- Theatrical release poster
- Spanish: No controles
- Directed by: Borja Cobeaga
- Written by: Diego San José; Borja Cobeaga;
- Produced by: Tomás Cimadevilla; Mercedes Gamero;
- Starring: Unax Ugalde; Alexandra Jiménez; Julián López; Miguel Ángel Muñoz; Mariam Hernández; Secun de la Rosa; Alfredo Silva; Ramón Barea; Mario Muñiz; Mariví Bilbao;
- Cinematography: Aitor Mantxola
- Edited by: Raúl de Torres
- Music by: Aránzazu Calleja
- Production companies: Telespan 2000; Antena 3 Films; Sayaka Producciones Audiovisuales;
- Distributed by: Vértice Cine
- Release dates: 27 November 2010 (FICX); 5 January 2011 (Spain);
- Country: Spain
- Language: Spanish

= Love Storming =

Love Storming (No controles) is a 2010 Spanish comedy film directed by Borja Cobeaga and co-written by Diego San José. It stars Unax Ugalde, Alexandra Jiménez, and Julián López.

== Plot ==
With the onset of a massive snowstorm on 2010 New Year's Eve, flights are cancelled, and as passengers are forced to stay in a roadside hotel meanwhile, Sergio tries to win back former girlfriend Bea.

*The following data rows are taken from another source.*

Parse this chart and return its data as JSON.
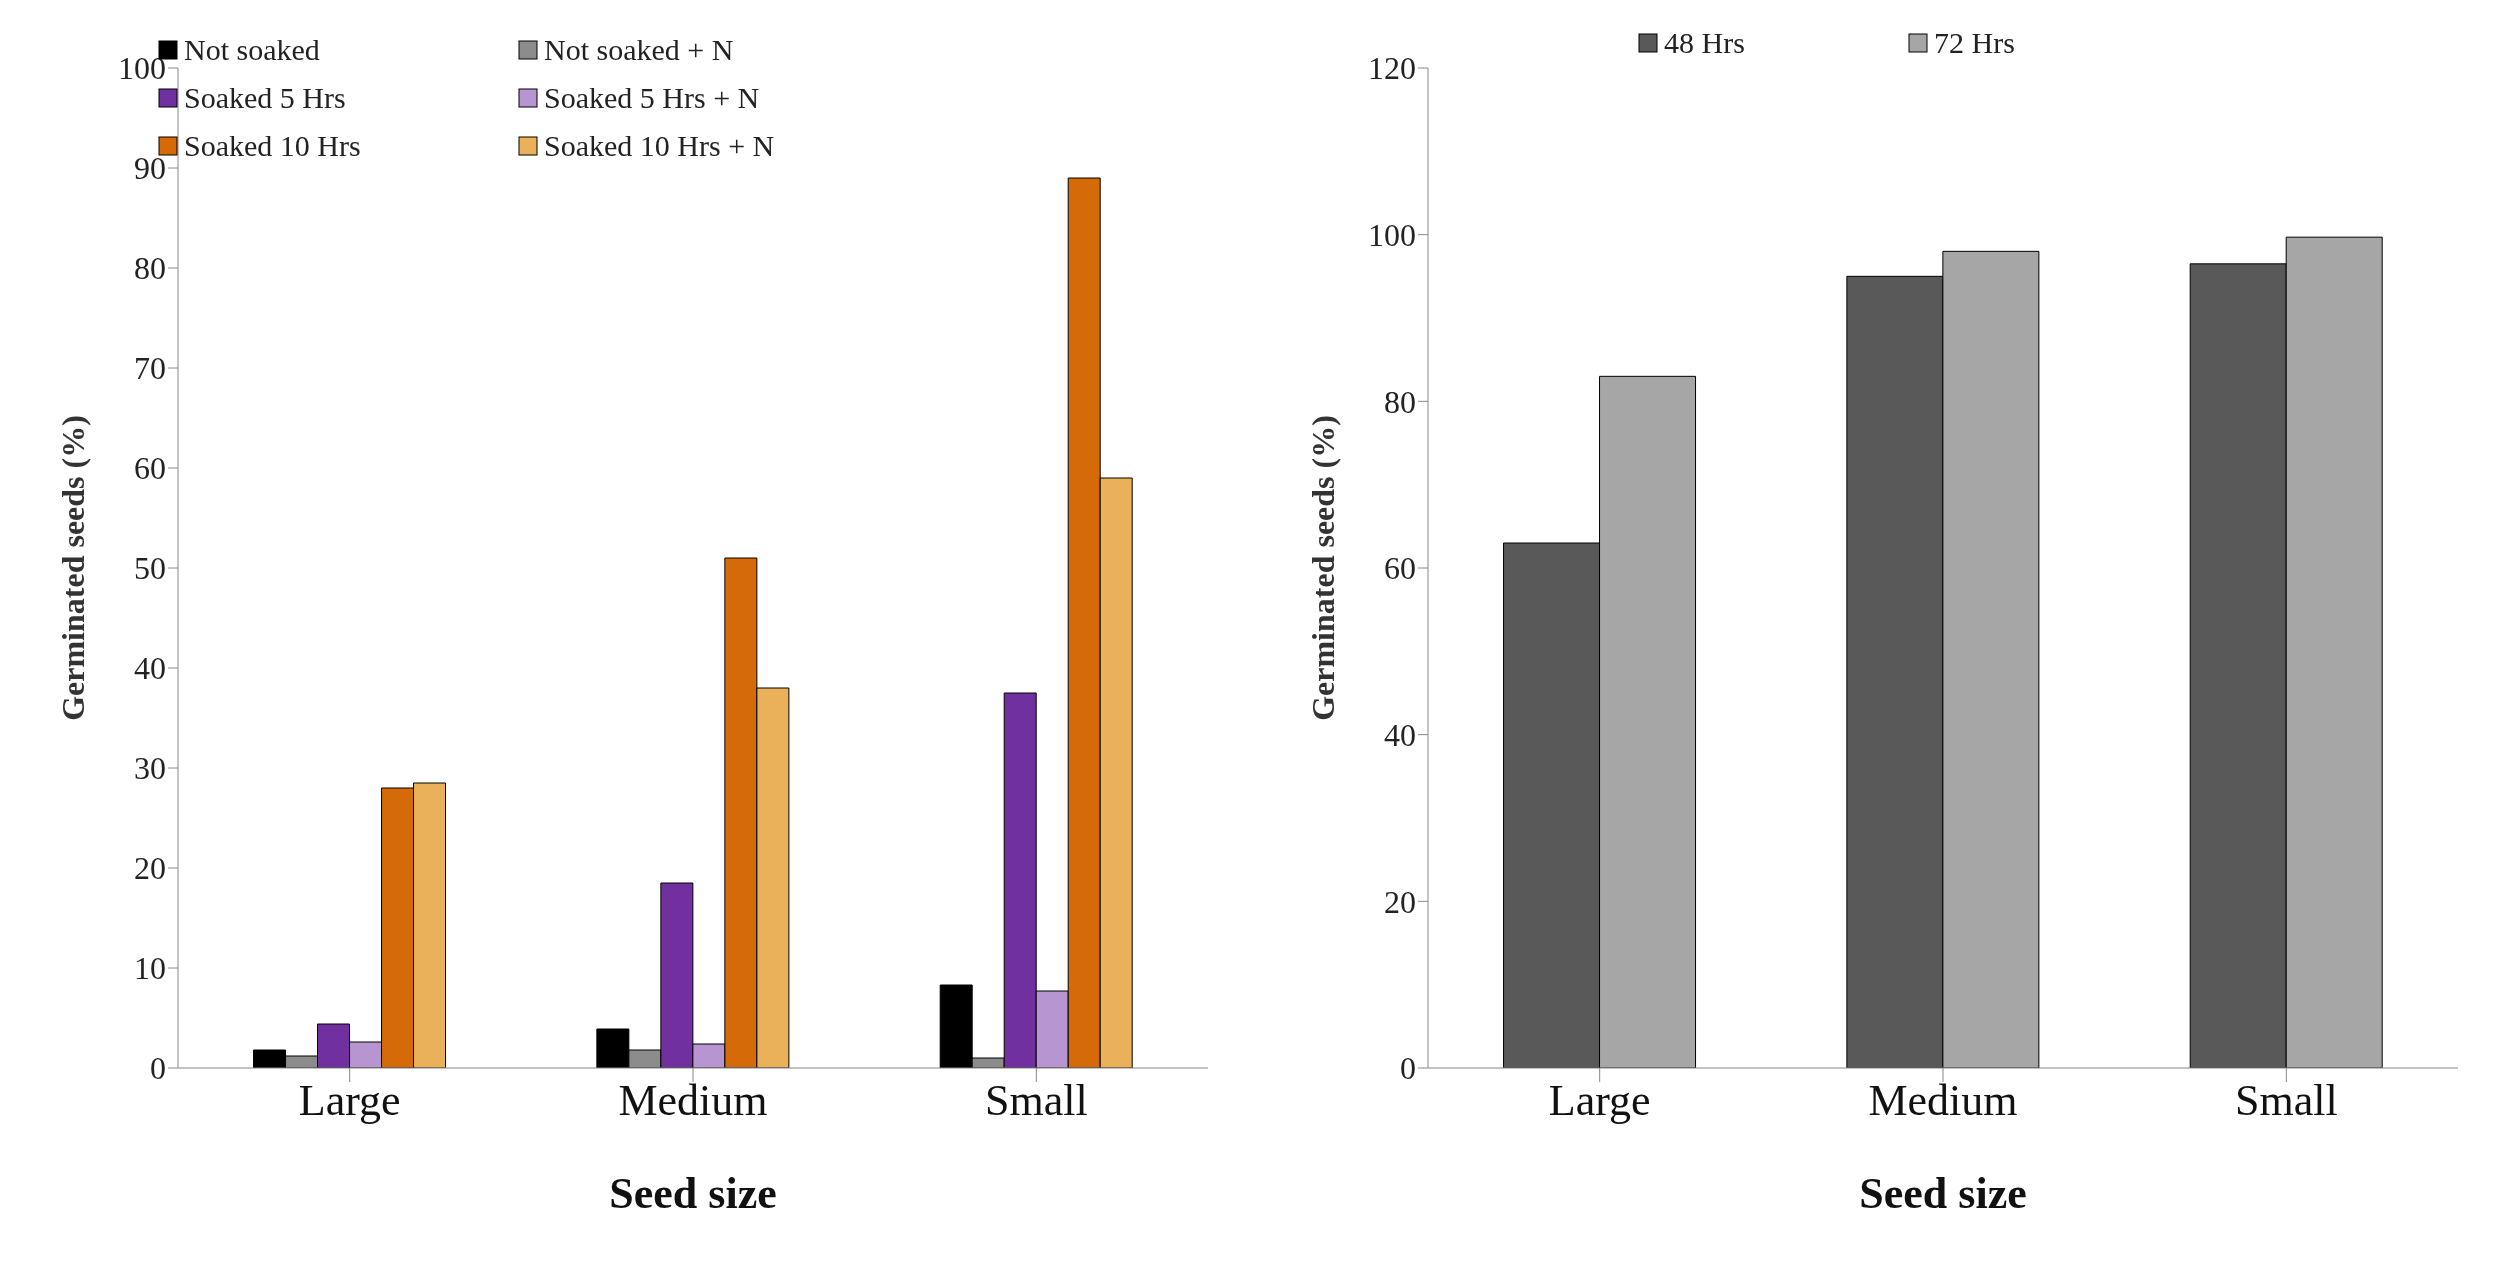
{
  "chart_data": [
    {
      "type": "bar",
      "xlabel": "Seed size",
      "ylabel": "Germinated seeds  (%)",
      "categories": [
        "Large",
        "Medium",
        "Small"
      ],
      "ylim": [
        0,
        100
      ],
      "yticks": [
        0,
        10,
        20,
        30,
        40,
        50,
        60,
        70,
        80,
        90,
        100
      ],
      "legend": "top left",
      "series": [
        {
          "name": "Not soaked",
          "color": "#000000",
          "values": [
            1.8,
            3.9,
            8.3
          ]
        },
        {
          "name": "Not soaked + N",
          "color": "#8c8c8c",
          "values": [
            1.2,
            1.8,
            1.0
          ]
        },
        {
          "name": "Soaked 5 Hrs",
          "color": "#7030a0",
          "values": [
            4.4,
            18.5,
            37.5
          ]
        },
        {
          "name": "Soaked 5 Hrs + N",
          "color": "#b795d0",
          "values": [
            2.6,
            2.4,
            7.7
          ]
        },
        {
          "name": "Soaked 10 Hrs",
          "color": "#d46b08",
          "values": [
            28,
            51,
            89
          ]
        },
        {
          "name": "Soaked 10 Hrs + N",
          "color": "#eab05a",
          "values": [
            28.5,
            38,
            59
          ]
        }
      ]
    },
    {
      "type": "bar",
      "xlabel": "Seed size",
      "ylabel": "Germinated seeds  (%)",
      "categories": [
        "Large",
        "Medium",
        "Small"
      ],
      "ylim": [
        0,
        120
      ],
      "yticks": [
        0,
        20,
        40,
        60,
        80,
        100,
        120
      ],
      "legend": "top",
      "series": [
        {
          "name": "48 Hrs",
          "color": "#595959",
          "values": [
            63,
            95,
            96.5
          ]
        },
        {
          "name": "72 Hrs",
          "color": "#a6a6a6",
          "values": [
            83,
            98,
            99.7
          ]
        }
      ]
    }
  ]
}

Sergio's former schoolmate Juancarlitros steps in to offer him help.

== Production ==
The film was produced by Telespan 2000, Antena 3 Films, and Sayaka Producciones Audiovisuales. Shooting lasted for seven and a half weeks and took place in Bilbao and Madrid.

== Release ==
The film premiered as the closing film of the Gijón International Film Festival (FICX) on 27 November 2010. Distributed by Vértice Cine, it was released theatrically in Spain on 5 January 2011.

== Reception ==
Irene Crespo of Cinemanía rated the film 3 out of 5 stars, considering that with the gift entailed by the character of Juancarlitros, it is more than enough.

Pere Vall of Fotogramas rated the film 3 out of 5 stars, assessing that it finds in Juan Carlitros (a Julián López in a state of grace) the perfect antagonist to the sullen Sergio.